A Sermon by the Rev’d Joan Claring-Bould

A couple of years ago I had a phone call from a lady who had heard me on 5AA talk back radio a couple of times. (Some of you will know that radio has been a significant part of my life and ministry since I was ordained.) This lady graciously thought that I might be someone who she could talk to about her issues with religion, without being judged.

Julie is a lady about 80 years old. She has been brought up to go to Sunday school and with a connection with the Church, as was common for people of her era. But as she has grown older and more reflective about the world, life, the Church and faith, she has decided that she really is an atheist.

As we meet for coffee at a café by the beach, Julie tells me of her reasoning. “Where is this Christian Peace?” she asks. There is war and destruction all around. (At that time the media was full of horrific pictures of war in Syria). There are natural disasters all around (referring to the bushfires), and awful things happening on our roads, (recently a couple had been killed in a car accident not far from where Julie lives.). And you can’t even trust the Church! (referring to the issues of abuse of children and how they were dealt with by the Church).

There was no bitterness or anger in her voice. This is the earnest lament of a gentle, thoughtful, intelligent woman trying to make sense of what we might call “the sin of the world” or “the imperfection of all things”.

There is no easy answer to Julie’s question. After a time of just being together in the silence we begin to smile and the children and the dogs playing on the grass next to our bench, and joke about how deaf we both are but how we manage to understand each other.

When we left, Julie had no direct answer to her question, but she knows that someone will always listen to her, always care deeply about her and her concerns, and will look forward to meeting with her again in a few months.

Wanting to have an answer for life’s big questions is built into our DNA.

Human beings have always been looking for a Saviour. Over the 4 weeks of Advent we were reminded that God’s People were expecting a Messiah. But the kind of Messiah they were hoping for was a powerful warrior who would defeat their enemies and lead them to a position of power, security, privilege and thus peace.

But, in spite of a few hints from the prophet Isaiah, who could have imagined how God would send this Messiah?

In what must have been one to the most astounding surprises in human history, God chose to send his people a Messiah in the form of a defenceless new-born child, born to a young unmarried woman in the smelly surrounds of an animal stall (for that was the warmest place for the little family to shelter for there was no room in the Inn that night.)

There were no vast crowds to greet the Messiah at his birth, just shepherds (at that time the outcasts of society) yes fittingly, just shepherds came to welcome the new born Son of God!

The power of the Christmas Story is in its simplicity.

It is a simple setting amongst ordinary people that

The Son of God

The Christ Child

The Saviour of the World

Immanuel – God with Us

The Prince of Peace

The Word Made Flesh

The baby Jesus

………………………..                      was born.

In essence the birth of Jesus was God’s gift of love to all people.

Year after year we portray the event of the manger scene, and we never lose our excitement over it.

My mind goes back many years to the darkness of a midnight mass one Christmas here at St. Peter’s Cathedral. It was a very hot night and the Cathedral was packed (pre-COVID style) with some young folk down on the cool floor around the base of the pulpit. They were a little worse for wear but happy after quite an evening out on the town. I was a little concerned because the ambient noise was a little more like a café bar than a Sunday service, but rightly, the service proceeded.
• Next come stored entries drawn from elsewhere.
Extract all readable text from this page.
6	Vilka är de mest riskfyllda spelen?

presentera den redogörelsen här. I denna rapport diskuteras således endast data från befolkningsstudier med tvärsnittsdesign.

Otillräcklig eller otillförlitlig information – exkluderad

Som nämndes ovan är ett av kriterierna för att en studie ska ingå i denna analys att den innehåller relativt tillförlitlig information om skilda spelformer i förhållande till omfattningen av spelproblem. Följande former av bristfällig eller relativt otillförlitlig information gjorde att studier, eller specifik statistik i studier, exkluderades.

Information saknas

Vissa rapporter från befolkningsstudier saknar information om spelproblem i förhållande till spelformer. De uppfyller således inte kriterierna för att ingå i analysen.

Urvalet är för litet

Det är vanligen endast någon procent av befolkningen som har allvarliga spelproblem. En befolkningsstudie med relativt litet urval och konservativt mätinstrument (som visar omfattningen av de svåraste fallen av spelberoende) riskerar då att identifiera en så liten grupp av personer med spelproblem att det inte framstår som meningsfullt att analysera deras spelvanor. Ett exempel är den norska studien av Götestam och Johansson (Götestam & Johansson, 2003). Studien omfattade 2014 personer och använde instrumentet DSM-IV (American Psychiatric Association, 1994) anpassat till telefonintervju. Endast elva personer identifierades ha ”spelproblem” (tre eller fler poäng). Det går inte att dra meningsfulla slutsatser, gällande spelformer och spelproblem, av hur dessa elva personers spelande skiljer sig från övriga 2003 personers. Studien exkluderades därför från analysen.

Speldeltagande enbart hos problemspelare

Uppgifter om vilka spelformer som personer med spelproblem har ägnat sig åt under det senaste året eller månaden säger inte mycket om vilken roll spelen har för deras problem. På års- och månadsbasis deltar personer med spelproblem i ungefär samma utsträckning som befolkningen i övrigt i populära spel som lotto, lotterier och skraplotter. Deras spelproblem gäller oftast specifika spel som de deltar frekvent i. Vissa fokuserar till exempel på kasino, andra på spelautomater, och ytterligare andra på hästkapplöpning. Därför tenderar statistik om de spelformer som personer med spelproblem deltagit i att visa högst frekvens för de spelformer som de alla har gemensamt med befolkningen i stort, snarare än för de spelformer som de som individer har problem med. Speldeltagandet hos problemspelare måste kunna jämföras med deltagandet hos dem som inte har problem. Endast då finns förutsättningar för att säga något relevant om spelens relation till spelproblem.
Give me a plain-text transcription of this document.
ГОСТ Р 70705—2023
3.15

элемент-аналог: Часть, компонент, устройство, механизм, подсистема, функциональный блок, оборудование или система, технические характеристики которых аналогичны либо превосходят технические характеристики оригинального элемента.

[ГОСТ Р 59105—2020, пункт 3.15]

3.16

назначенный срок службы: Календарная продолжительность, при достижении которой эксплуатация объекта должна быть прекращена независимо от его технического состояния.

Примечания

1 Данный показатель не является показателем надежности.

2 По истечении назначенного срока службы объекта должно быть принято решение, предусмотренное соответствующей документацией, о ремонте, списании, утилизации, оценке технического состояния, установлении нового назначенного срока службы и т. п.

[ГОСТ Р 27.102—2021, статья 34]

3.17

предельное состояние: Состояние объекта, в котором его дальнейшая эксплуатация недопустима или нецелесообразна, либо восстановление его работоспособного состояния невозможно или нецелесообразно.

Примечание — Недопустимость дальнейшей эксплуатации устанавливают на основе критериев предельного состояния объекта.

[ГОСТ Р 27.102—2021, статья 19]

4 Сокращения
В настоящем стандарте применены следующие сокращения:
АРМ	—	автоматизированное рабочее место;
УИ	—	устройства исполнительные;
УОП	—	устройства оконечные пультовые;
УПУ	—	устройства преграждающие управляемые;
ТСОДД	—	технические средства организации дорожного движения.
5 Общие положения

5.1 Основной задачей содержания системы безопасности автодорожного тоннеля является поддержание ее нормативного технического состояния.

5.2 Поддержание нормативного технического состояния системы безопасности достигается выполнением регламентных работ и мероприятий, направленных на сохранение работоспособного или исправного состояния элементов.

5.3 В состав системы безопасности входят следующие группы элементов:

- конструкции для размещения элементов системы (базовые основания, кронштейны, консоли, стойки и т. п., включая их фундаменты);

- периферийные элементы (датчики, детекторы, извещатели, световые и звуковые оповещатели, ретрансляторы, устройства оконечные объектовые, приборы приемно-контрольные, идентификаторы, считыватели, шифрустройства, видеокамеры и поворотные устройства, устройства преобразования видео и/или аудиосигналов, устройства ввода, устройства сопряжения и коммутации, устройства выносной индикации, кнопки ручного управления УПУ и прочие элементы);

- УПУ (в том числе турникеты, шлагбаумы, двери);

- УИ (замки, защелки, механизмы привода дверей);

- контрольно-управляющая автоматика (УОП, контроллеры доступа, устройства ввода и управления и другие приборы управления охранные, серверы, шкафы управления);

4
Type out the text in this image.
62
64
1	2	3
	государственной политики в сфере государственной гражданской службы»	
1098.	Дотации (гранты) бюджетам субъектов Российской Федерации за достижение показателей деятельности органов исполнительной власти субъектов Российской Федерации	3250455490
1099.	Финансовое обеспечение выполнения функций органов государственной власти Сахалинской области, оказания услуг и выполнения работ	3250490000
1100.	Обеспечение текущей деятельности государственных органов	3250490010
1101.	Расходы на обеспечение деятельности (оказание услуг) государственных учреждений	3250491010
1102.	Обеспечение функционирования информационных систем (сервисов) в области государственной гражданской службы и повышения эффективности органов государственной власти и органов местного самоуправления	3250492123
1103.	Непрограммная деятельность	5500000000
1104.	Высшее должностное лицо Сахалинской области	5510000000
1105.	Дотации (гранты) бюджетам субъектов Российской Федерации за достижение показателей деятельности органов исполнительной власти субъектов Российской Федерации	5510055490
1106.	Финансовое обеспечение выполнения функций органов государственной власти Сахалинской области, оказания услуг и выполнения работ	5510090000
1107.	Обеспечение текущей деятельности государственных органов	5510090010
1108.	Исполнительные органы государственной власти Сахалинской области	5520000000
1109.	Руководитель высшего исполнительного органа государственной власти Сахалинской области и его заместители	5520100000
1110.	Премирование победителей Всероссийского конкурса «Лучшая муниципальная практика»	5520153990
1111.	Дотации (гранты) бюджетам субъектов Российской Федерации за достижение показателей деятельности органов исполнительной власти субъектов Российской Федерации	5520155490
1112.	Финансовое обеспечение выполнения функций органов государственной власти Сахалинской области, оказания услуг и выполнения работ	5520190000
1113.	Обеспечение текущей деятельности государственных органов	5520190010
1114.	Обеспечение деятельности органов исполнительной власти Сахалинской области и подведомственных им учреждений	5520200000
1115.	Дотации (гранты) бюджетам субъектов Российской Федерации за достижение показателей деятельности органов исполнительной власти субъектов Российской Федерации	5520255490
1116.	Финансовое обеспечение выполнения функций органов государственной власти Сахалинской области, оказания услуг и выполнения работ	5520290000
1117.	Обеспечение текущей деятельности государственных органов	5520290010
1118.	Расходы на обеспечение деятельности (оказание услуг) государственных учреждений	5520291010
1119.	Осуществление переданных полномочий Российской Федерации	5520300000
But when the moment came when the procession began for the baby Jesus to be placed in the manger, and the organ played over “Away in a manger”, there was a sudden focus and stillness. Then the whole congregation joined in singing their love song to the baby Jesus and at the end for a moment once again there was absolute silence and stillness.

And in that wordless moment, You knew! You knew!

Not that there would be no more suffering, brokenness, evil, tragedy, pain or sin in the world, but that

God is with us


We need not be afraid, for what – ever we face, we are never alone.

God who chose to be born as one of us, and then to die for us will never stop loving us. If we can love God in the manger, we can love God in our hearts. If we can love God in our hearts, we can love God in our neighbour.

And it is this love of God that will bring us our sense of peace in a world where the voice of destruction often seems to rule. It is in the stillness, in beauty, in the experiences of awe and wonder, in the act of kindness and compassion, in the sharing of a journey or a story, in scripture, song, sacrament and prayer that the love and peace of God are made manifest and shared.

The Child in the manger offers us a love that will sustain us through what-ever challengers might assail us, and an inner peace that passes all understanding.

May the Peace, Love and Joy of God be yours this Christmastide.